4 as volumes increase further and instances of oversupply become common, the swing between zero(curtailment) or negative prices and high peak prices makes a strong case for generator based storage. Not necessarily very much but 25% of capacity for 1-2 hours makes a huge difference to the annual revenue of a windfarm
5. Investors work out a balance between wind, solar biomass, hydro etc which optimises market performance by investing in niche projects which generate at different times from the normal summer solar peak or winter wind max.

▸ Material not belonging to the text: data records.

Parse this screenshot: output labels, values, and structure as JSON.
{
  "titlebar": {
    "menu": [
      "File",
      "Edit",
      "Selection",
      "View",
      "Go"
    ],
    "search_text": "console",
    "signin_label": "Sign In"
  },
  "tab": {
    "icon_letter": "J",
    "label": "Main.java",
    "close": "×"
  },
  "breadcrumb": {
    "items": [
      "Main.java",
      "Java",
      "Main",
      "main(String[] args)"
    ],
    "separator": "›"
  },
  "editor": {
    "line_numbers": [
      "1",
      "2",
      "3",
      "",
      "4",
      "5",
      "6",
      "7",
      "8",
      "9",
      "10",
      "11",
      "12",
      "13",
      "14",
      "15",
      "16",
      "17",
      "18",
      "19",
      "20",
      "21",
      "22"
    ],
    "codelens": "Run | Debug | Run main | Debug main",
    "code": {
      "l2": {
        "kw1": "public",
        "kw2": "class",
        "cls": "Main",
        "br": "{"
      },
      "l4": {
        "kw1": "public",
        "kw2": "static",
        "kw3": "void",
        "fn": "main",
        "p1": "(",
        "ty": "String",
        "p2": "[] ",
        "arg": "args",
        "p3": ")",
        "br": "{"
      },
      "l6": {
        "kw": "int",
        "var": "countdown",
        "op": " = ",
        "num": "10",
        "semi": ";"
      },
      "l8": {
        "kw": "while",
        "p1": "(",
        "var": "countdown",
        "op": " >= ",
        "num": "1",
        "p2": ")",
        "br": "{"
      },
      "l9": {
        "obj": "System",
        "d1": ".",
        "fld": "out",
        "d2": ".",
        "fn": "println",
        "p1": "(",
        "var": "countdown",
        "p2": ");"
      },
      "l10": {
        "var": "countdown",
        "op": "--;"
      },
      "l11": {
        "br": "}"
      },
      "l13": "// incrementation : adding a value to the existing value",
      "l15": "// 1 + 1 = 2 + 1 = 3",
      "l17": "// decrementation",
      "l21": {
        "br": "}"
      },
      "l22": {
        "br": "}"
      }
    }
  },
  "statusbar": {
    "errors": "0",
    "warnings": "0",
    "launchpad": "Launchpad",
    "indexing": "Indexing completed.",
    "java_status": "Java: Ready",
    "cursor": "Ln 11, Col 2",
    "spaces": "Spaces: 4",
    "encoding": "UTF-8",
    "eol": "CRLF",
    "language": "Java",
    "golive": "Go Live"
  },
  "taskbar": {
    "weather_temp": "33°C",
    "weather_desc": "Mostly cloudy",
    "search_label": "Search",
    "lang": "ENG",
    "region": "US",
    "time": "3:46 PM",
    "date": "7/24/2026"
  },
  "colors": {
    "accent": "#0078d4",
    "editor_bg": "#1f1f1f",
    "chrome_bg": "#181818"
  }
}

if there really are periods with no wind and no sun someone will put in more biomass or storage or hydro because it will be very valuable power
Peter Farley says
one more thing based on the cost of the Hornsdale power reserve For about Pds 80 m you could have put in a 100 MW/250 MWh system. Pds 80 m would probably even provide a 100 MW 8 hour pumped hydro system. Therefore Pds 3.80 b will provide a mix of the two technologies would have given you 5 GW/20-25 GWh of storage or 12% of peak demand. As there is 8 GW of nuclear, 30 GW of gas and 4 GW of hydro/pumped hydro and about 5 GW of bio-energy and still 12 GW of coal and 4 GW on interconnects . i.e. a notional capacity of 68 GW. There should be more than enough capacity to meet peak demand of 51 GW
Mike Parr says
“Or it could even be phased out altogether.” That would involve the Tories admitting that is was wrong from the off. Tories don’t admit they are wrong – ever- so my guess is that cap’ markets will gradually wither – another daft idea from a “government” this is, basically, a rabble.